Joseph West, dean of the School of Hospitality Management, said the school will take over the Roz and Cal Kovens Center on FIU's Biscayne Bay campus in July as part of FIU's budget reorganization. The country club could serve as an extension of that, "almost like a satellite center of the Kovens Center," West said.

It would benefit businesses in the area to have a professional staff run a top-notch conference center that they could utilize, he added.

West said he hoped the country club, at 997 North Greenway Dr., would continue "to serve the people of Coral Gables as far as their banquet needs and catering needs." It's still uncertain how that scenario would address members, many of whom have paid thousands of dollars.

LEGAL BATTLE

The Country Club of Coral Gables was closed April 30 by the operator, Granada LLC, in the midst of a legal battle with the city over missed monthly lease payments of $25,500 -- now totaling more than $630,000 -- and cost overruns on the historic landmark's restoration.

The city sued Granada last year after discovering the missed lease payments. Granada, headed by Stuart Bornstein of the Hotel Place St. Michel, countersued for cost overruns, saying it had to pay about $2 million more in construction costs in the restoration.
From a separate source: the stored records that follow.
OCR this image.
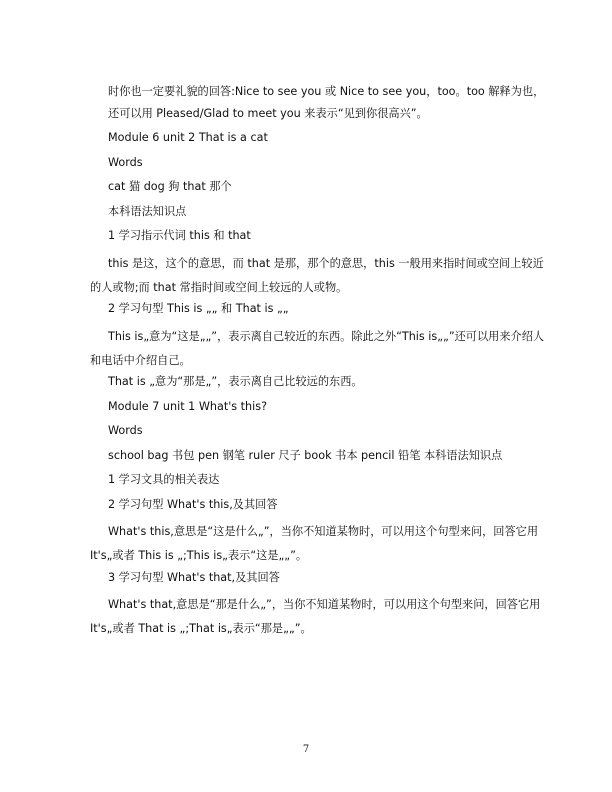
时你也一定要礼貌的回答:Nice to see you 或 Nice to see you，too。too 解释为也，
还可以用 Pleased/Glad to meet you 来表示“见到你很高兴”。
Module 6 unit 2 That is a cat
Words
cat 猫 dog 狗 that 那个
本科语法知识点
1 学习指示代词 this 和 that
this 是这，这个的意思，而 that 是那，那个的意思，this 一般用来指时间或空间上较近的人或物;而 that 常指时间或空间上较远的人或物。
2 学习句型 This is „„ 和 That is „„
This is„意为“这是„„”，表示离自己较近的东西。除此之外“This is„„”还可以用来介绍人和电话中介绍自己。
That is „意为“那是„”，表示离自己比较远的东西。
Module 7 unit 1 What's this?
Words
school bag 书包 pen 钢笔 ruler 尺子 book 书本 pencil 铅笔 本科语法知识点
1 学习文具的相关表达
2 学习句型 What's this,及其回答
What's this,意思是“这是什么„”，当你不知道某物时，可以用这个句型来问，回答它用 It's„或者 This is „;This is„表示“这是„„”。
3 学习句型 What's that,及其回答
What's that,意思是“那是什么„”，当你不知道某物时，可以用这个句型来问，回答它用 It's„或者 That is „;That is„表示“那是„„”。
7
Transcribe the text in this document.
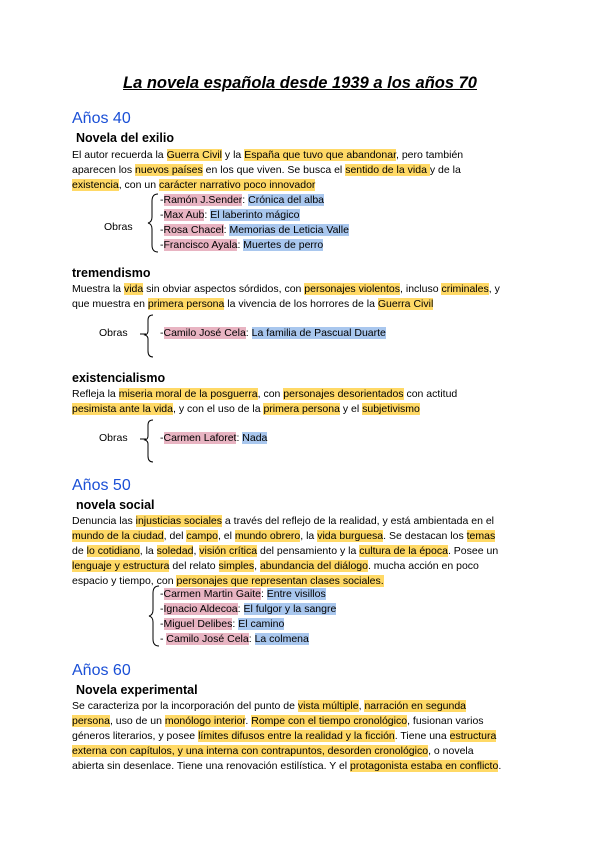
La novela española desde 1939 a los años 70
Años 40
Novela del exilio
El autor recuerda la Guerra Civil y la España que tuvo que abandonar, pero también
aparecen los nuevos países en los que viven. Se busca el sentido de la vida y de la
existencia, con un carácter narrativo poco innovador
Obras
-Ramón J.Sender: Crónica del alba
-Max Aub: El laberinto mágico
-Rosa Chacel: Memorias de Leticia Valle
-Francisco Ayala: Muertes de perro
tremendismo
Muestra la vida sin obviar aspectos sórdidos, con personajes violentos, incluso criminales, y
que muestra en primera persona la vivencia de los horrores de la Guerra Civil
Obras	-Camilo José Cela: La familia de Pascual Duarte
existencialismo
Refleja la miseria moral de la posguerra, con personajes desorientados con actitud
pesimista ante la vida, y con el uso de la primera persona y el subjetivismo
Obras	-Carmen Laforet: Nada
Años 50
novela social
Denuncia las injusticias sociales a través del reflejo de la realidad, y está ambientada en el
mundo de la ciudad, del campo, el mundo obrero, la vida burguesa. Se destacan los temas
de lo cotidiano, la soledad, visión crítica del pensamiento y la cultura de la época. Posee un
lenguaje y estructura del relato simples, abundancia del diálogo. mucha acción en poco
espacio y tiempo, con personajes que representan clases sociales.
-Carmen Martin Gaite: Entre visillos
-Ignacio Aldecoa: El fulgor y la sangre
-Miguel Delibes: El camino
- Camilo José Cela: La colmena
Años 60
Novela experimental
Se caracteriza por la incorporación del punto de vista múltiple, narración en segunda
persona, uso de un monólogo interior. Rompe con el tiempo cronológico, fusionan varios
géneros literarios, y posee límites difusos entre la realidad y la ficción. Tiene una estructura
externa con capítulos, y una interna con contrapuntos, desorden cronológico, o novela
abierta sin desenlace. Tiene una renovación estilística. Y el protagonista estaba en conflicto.
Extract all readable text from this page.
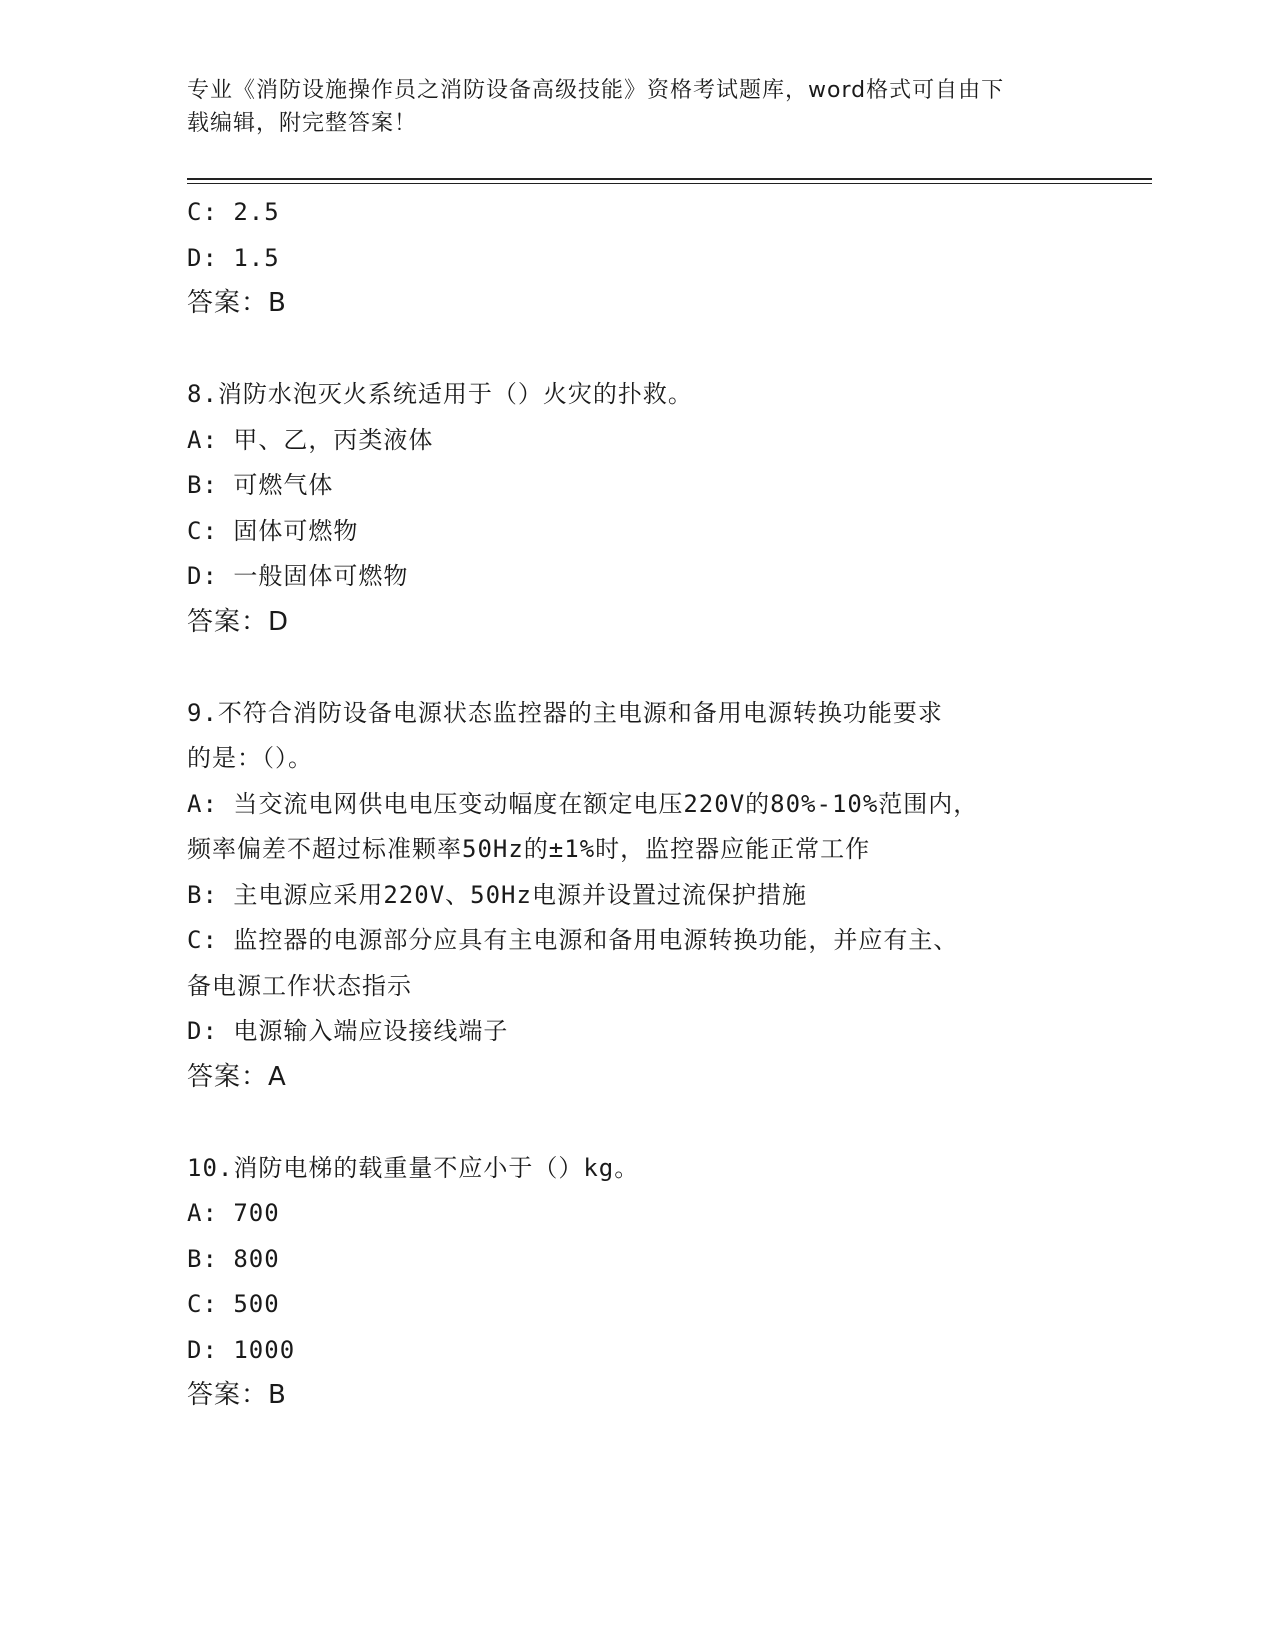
专业《消防设施操作员之消防设备高级技能》资格考试题库，word格式可自由下
载编辑，附完整答案！
C: 2.5
D: 1.5
答案：B
8.消防水泡灭火系统适用于（）火灾的扑救。
A: 甲、乙，丙类液体
B: 可燃气体
C: 固体可燃物
D: 一般固体可燃物
答案：D
9.不符合消防设备电源状态监控器的主电源和备用电源转换功能要求
的是：（）。
A: 当交流电网供电电压变动幅度在额定电压220V的80%-10%范围内，
频率偏差不超过标准颗率50Hz的±1%时，监控器应能正常工作
B: 主电源应采用220V、50Hz电源并设置过流保护措施
C: 监控器的电源部分应具有主电源和备用电源转换功能，并应有主、
备电源工作状态指示
D: 电源输入端应设接线端子
答案：A
10.消防电梯的载重量不应小于（）kg。
A: 700
B: 800
C: 500
D: 1000
答案：B
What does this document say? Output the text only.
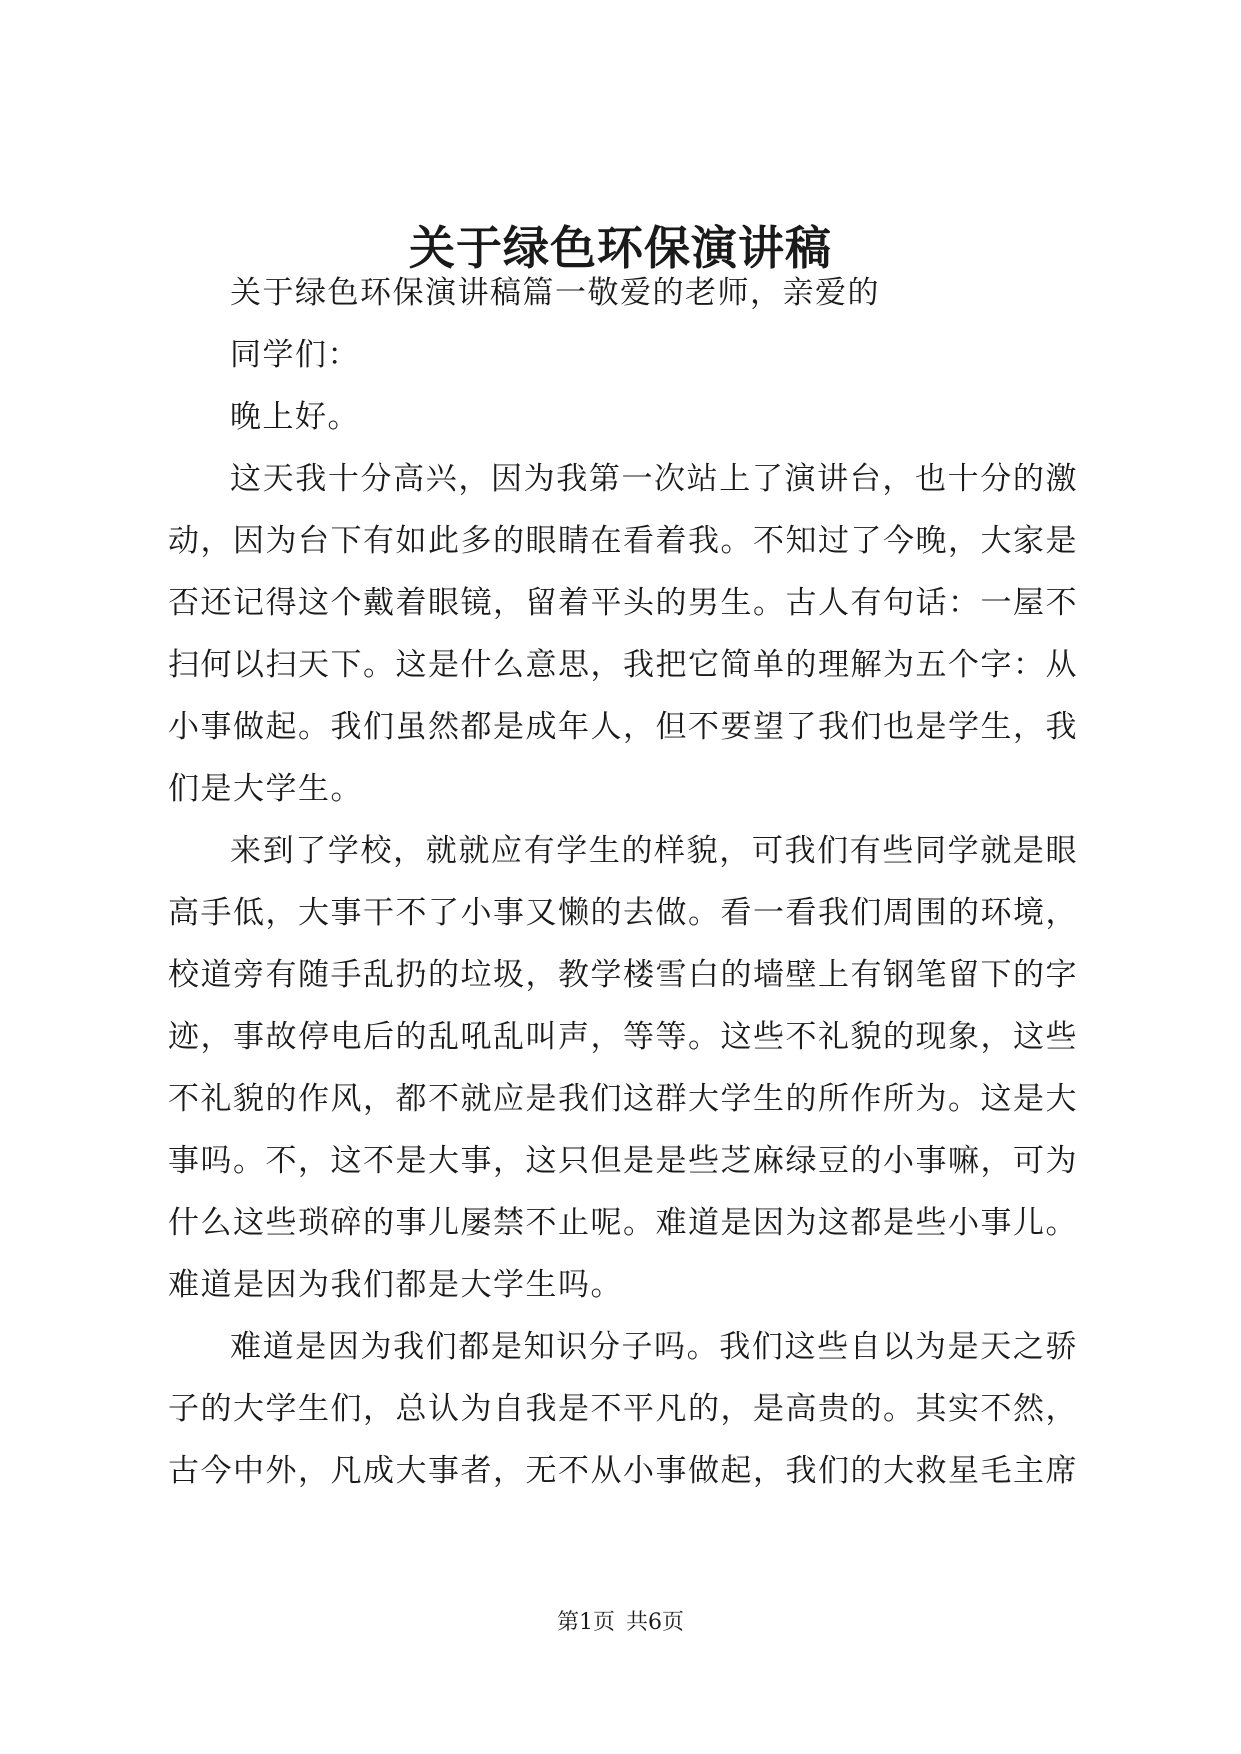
关于绿色环保演讲稿

关于绿色环保演讲稿篇一敬爱的老师，亲爱的

同学们：

晚上好。

这天我十分高兴，因为我第一次站上了演讲台，也十分的激动，因为台下有如此多的眼睛在看着我。不知过了今晚，大家是否还记得这个戴着眼镜，留着平头的男生。古人有句话：一屋不扫何以扫天下。这是什么意思，我把它简单的理解为五个字：从小事做起。我们虽然都是成年人，但不要望了我们也是学生，我们是大学生。

来到了学校，就就应有学生的样貌，可我们有些同学就是眼高手低，大事干不了小事又懒的去做。看一看我们周围的环境，校道旁有随手乱扔的垃圾，教学楼雪白的墙壁上有钢笔留下的字迹，事故停电后的乱吼乱叫声，等等。这些不礼貌的现象，这些不礼貌的作风，都不就应是我们这群大学生的所作所为。这是大事吗。不，这不是大事，这只但是是些芝麻绿豆的小事嘛，可为什么这些琐碎的事儿屡禁不止呢。难道是因为这都是些小事儿。难道是因为我们都是大学生吗。

难道是因为我们都是知识分子吗。我们这些自以为是天之骄子的大学生们，总认为自我是不平凡的，是高贵的。其实不然，古今中外，凡成大事者，无不从小事做起，我们的大救星毛主席

第1页 共6页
The city moved to evict the firm, and succeeded -- but only after Granada gave up the ship.

The city will seek a new operator for the public facility. Some of the club's 600 members are trying to keep the club or parts of the club open at least through the summer.

City Manager David Brown said he has received phone calls from several parties interested in running the facility and said he was interested in hearing more from FIU. Mayor Don Slesnick said that among those interested are Bill Hansen, who manages The Bankers Club of Miami, and Don Peebles, who owns the Bath Club in Miami Beach.

'GREAT BUILDING'

"It's a great building on a great property in a great community, so it's natural that it would generate a lot of interest," Slesnick said.

Commissioner Ralph Cabrera, an FIU alum (Class of '82) who has led the drive to open the club to the community, got the ball rolling with a call to FIU President Mitch Maidique last week.

"I thought it might be an interesting opportunity to have a public operator running what I consider to be a public facility," Cabrera said.